Alomari, Sheppard-Law, Lewis, & Wilson. (2020). Effectiveness of Clinical Nurses' Interventions in reducing medication errors in a pediatric ward. Journal of Clinical Nursing, 29(17-18), 3403. http://doi-org.library.capella.edu/10.1111/jocn.15374
The purpose of this article was to implement a bundle of interventions that were developed by clinical nurses, rather than managerial, to determine if those interventions could reduce the number of medication administration errors. Many hospitals fail to use clinical nurses when implementing new practices to help reduce medical errors. In this study, nurses who were working the floor were able to provide feedback on what they thought would help reduce the number of medication administration errors and implement those practices over a set amount of time. In that time, medication administration errors were reduced by 56.9% even though the number of patients and the number of medications administered had increased. Through the collaboration of real-world experience, clinical nurses were able to implement interventions that were effective in reducing medication administration errors, a practice that should be utilized among many hospitals and healthcare settings. This article is relevant to medication errors as it addresses the issue of medication errors and works to correct those errors in a way that involves the nursing staff, rather than just administration.

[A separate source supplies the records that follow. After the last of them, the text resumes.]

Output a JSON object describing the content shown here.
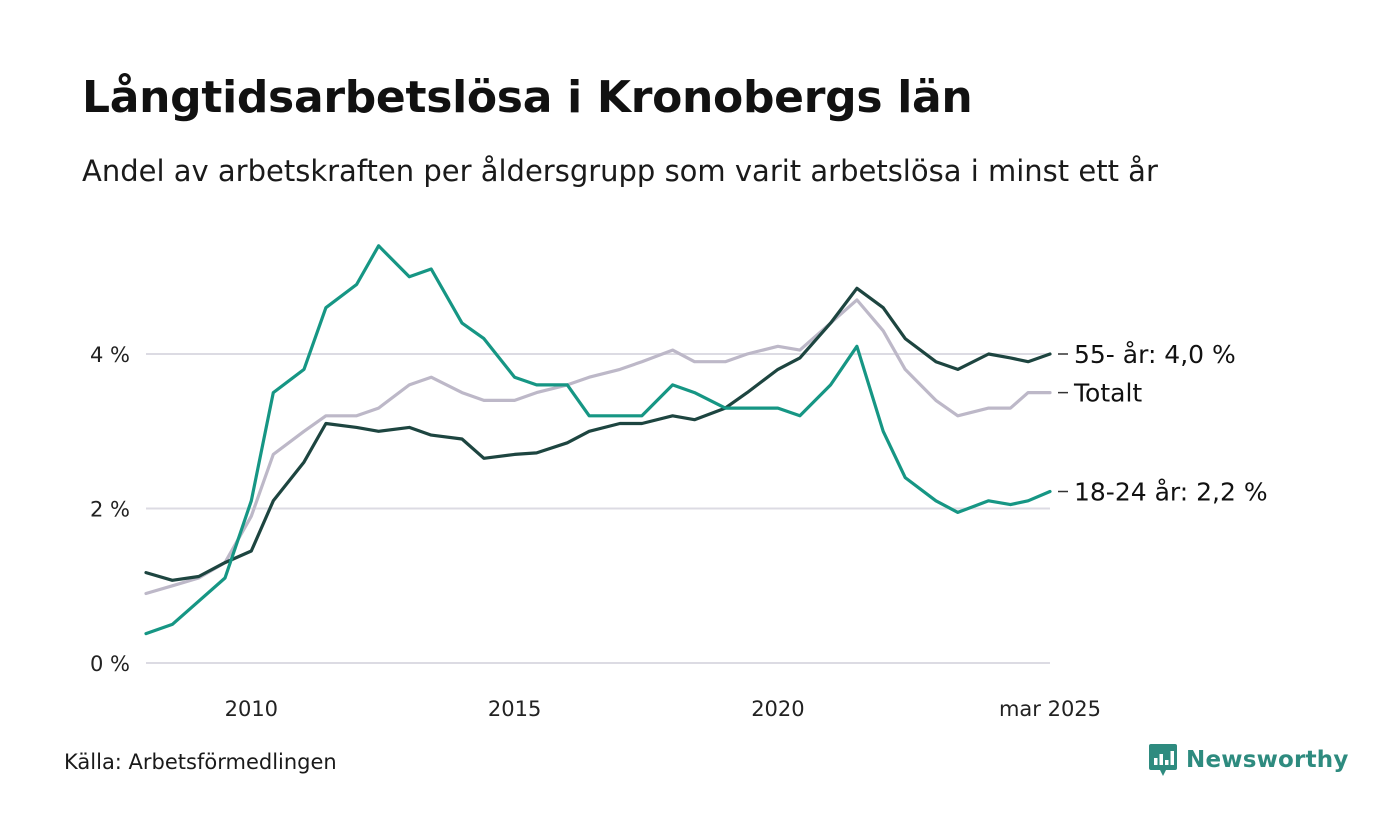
{
  "header": {
    "title": "Långtidsarbetslösa i Kronobergs län",
    "subtitle": "Andel av arbetskraften per åldersgrupp som varit arbetslösa i minst ett år"
  },
  "footer": {
    "source": "Källa: Arbetsförmedlingen",
    "brand": "Newsworthy",
    "brand_icon": "bar-chart-speech-icon",
    "brand_color": "#2e8b7f"
  },
  "chart_data": {
    "type": "line",
    "x_range": [
      "2008-01",
      "2025-03"
    ],
    "x_ticks": [
      {
        "x": "2010-01",
        "label": "2010"
      },
      {
        "x": "2015-01",
        "label": "2015"
      },
      {
        "x": "2020-01",
        "label": "2020"
      },
      {
        "x": "2025-03",
        "label": "mar 2025"
      }
    ],
    "y_ticks": [
      {
        "value": 0,
        "label": "0 %"
      },
      {
        "value": 2,
        "label": "2 %"
      },
      {
        "value": 4,
        "label": "4 %"
      }
    ],
    "ylim": [
      0,
      5.6
    ],
    "grid": "horizontal",
    "series": [
      {
        "key": "total",
        "color": "#bdb8c8",
        "end_label": "Totalt",
        "points": [
          [
            "2008-01",
            0.9
          ],
          [
            "2008-07",
            1.0
          ],
          [
            "2009-01",
            1.1
          ],
          [
            "2009-07",
            1.3
          ],
          [
            "2010-01",
            1.9
          ],
          [
            "2010-06",
            2.7
          ],
          [
            "2011-01",
            3.0
          ],
          [
            "2011-06",
            3.2
          ],
          [
            "2012-01",
            3.2
          ],
          [
            "2012-06",
            3.3
          ],
          [
            "2013-01",
            3.6
          ],
          [
            "2013-06",
            3.7
          ],
          [
            "2014-01",
            3.5
          ],
          [
            "2014-06",
            3.4
          ],
          [
            "2015-01",
            3.4
          ],
          [
            "2015-06",
            3.5
          ],
          [
            "2016-01",
            3.6
          ],
          [
            "2016-06",
            3.7
          ],
          [
            "2017-01",
            3.8
          ],
          [
            "2017-06",
            3.9
          ],
          [
            "2018-01",
            4.05
          ],
          [
            "2018-06",
            3.9
          ],
          [
            "2019-01",
            3.9
          ],
          [
            "2019-06",
            4.0
          ],
          [
            "2020-01",
            4.1
          ],
          [
            "2020-06",
            4.05
          ],
          [
            "2021-01",
            4.4
          ],
          [
            "2021-07",
            4.7
          ],
          [
            "2022-01",
            4.3
          ],
          [
            "2022-06",
            3.8
          ],
          [
            "2023-01",
            3.4
          ],
          [
            "2023-06",
            3.2
          ],
          [
            "2024-01",
            3.3
          ],
          [
            "2024-06",
            3.3
          ],
          [
            "2024-10",
            3.5
          ],
          [
            "2025-03",
            3.5
          ]
        ]
      },
      {
        "key": "age_55",
        "color": "#1d4540",
        "end_label": "55- år: 4,0 %",
        "points": [
          [
            "2008-01",
            1.17
          ],
          [
            "2008-07",
            1.07
          ],
          [
            "2009-01",
            1.12
          ],
          [
            "2009-07",
            1.3
          ],
          [
            "2010-01",
            1.45
          ],
          [
            "2010-06",
            2.1
          ],
          [
            "2011-01",
            2.6
          ],
          [
            "2011-06",
            3.1
          ],
          [
            "2012-01",
            3.05
          ],
          [
            "2012-06",
            3.0
          ],
          [
            "2013-01",
            3.05
          ],
          [
            "2013-06",
            2.95
          ],
          [
            "2014-01",
            2.9
          ],
          [
            "2014-06",
            2.65
          ],
          [
            "2015-01",
            2.7
          ],
          [
            "2015-06",
            2.72
          ],
          [
            "2016-01",
            2.85
          ],
          [
            "2016-06",
            3.0
          ],
          [
            "2017-01",
            3.1
          ],
          [
            "2017-06",
            3.1
          ],
          [
            "2018-01",
            3.2
          ],
          [
            "2018-06",
            3.15
          ],
          [
            "2019-01",
            3.3
          ],
          [
            "2019-06",
            3.5
          ],
          [
            "2020-01",
            3.8
          ],
          [
            "2020-06",
            3.95
          ],
          [
            "2021-01",
            4.4
          ],
          [
            "2021-07",
            4.85
          ],
          [
            "2022-01",
            4.6
          ],
          [
            "2022-06",
            4.2
          ],
          [
            "2023-01",
            3.9
          ],
          [
            "2023-06",
            3.8
          ],
          [
            "2024-01",
            4.0
          ],
          [
            "2024-06",
            3.95
          ],
          [
            "2024-10",
            3.9
          ],
          [
            "2025-03",
            4.0
          ]
        ]
      },
      {
        "key": "age_18_24",
        "color": "#169684",
        "end_label": "18-24 år: 2,2 %",
        "points": [
          [
            "2008-01",
            0.38
          ],
          [
            "2008-07",
            0.5
          ],
          [
            "2009-01",
            0.8
          ],
          [
            "2009-07",
            1.1
          ],
          [
            "2010-01",
            2.1
          ],
          [
            "2010-06",
            3.5
          ],
          [
            "2011-01",
            3.8
          ],
          [
            "2011-06",
            4.6
          ],
          [
            "2012-01",
            4.9
          ],
          [
            "2012-06",
            5.4
          ],
          [
            "2013-01",
            5.0
          ],
          [
            "2013-06",
            5.1
          ],
          [
            "2014-01",
            4.4
          ],
          [
            "2014-06",
            4.2
          ],
          [
            "2015-01",
            3.7
          ],
          [
            "2015-06",
            3.6
          ],
          [
            "2016-01",
            3.6
          ],
          [
            "2016-06",
            3.2
          ],
          [
            "2017-01",
            3.2
          ],
          [
            "2017-06",
            3.2
          ],
          [
            "2018-01",
            3.6
          ],
          [
            "2018-06",
            3.5
          ],
          [
            "2019-01",
            3.3
          ],
          [
            "2019-06",
            3.3
          ],
          [
            "2020-01",
            3.3
          ],
          [
            "2020-06",
            3.2
          ],
          [
            "2021-01",
            3.6
          ],
          [
            "2021-07",
            4.1
          ],
          [
            "2022-01",
            3.0
          ],
          [
            "2022-06",
            2.4
          ],
          [
            "2023-01",
            2.1
          ],
          [
            "2023-06",
            1.95
          ],
          [
            "2024-01",
            2.1
          ],
          [
            "2024-06",
            2.05
          ],
          [
            "2024-10",
            2.1
          ],
          [
            "2025-03",
            2.22
          ]
        ]
      }
    ]
  }
}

Kavanagh, & Donnelly. (2020). A lean approach to improve medication administration safety by reducing distractions and interruptions. Journal of Nursing Care Quality, 35(4), E58–E62. DOI: 10.1097/NCQ.0000000000000473
This article sets out to determine how reducing distractions and interruptions can improve patient safety and reduce medication errors. This study is based on an inpatient psychiatric facility that faces many distractions during popular medication administration times such as patient and family distractions, phone calls, unrelated conversations, physicians, and alarms. A plan was put in place to reduce these distractions and give the nurses a quiet, distraction free area to prepare medications. By doing so, nurses were able to complete their five rights of drug administration making for safer medication administration. This article is included to show how knowing what distractions affect our concentration and working to reduce those distractions can help in improving patient and care and decreasing medication errors.
Mula, & Chimwemwe. (2019). The examination of nurses' adherence to the 'five rights' of antibiotic administration and factors influencing their practices: A mixed methods case study at a tertiary hospital, Malawi. Malawi Medical Journal, 31(2). https://doi.org/library.capella.edu/login?qurl=https%3A%2F%2Fwww.proquest.com%2Fscholarly-journals%2Fexamination-nurses-adherence-five-rights%2Fdocview%2F2543473628%2Fse-2
Nurses' use the five rights of drug administration as a standard to give patient's medications to try and reduce medication errors. Those five rights are right patient, right drug, right dose, right dose, and right route. These rights are not a fail safe however, and even if used on every patient, medication errors can occur. This article followed nurses and their patients, determined what errors were made and what those errors were. They were then referenced against the five rights of drug administration to determine if it was used and if it could have prevented the medication error. This is an important resource for preventing medication errors as the five rights of drug administration is still the standard and should be used in every day practice.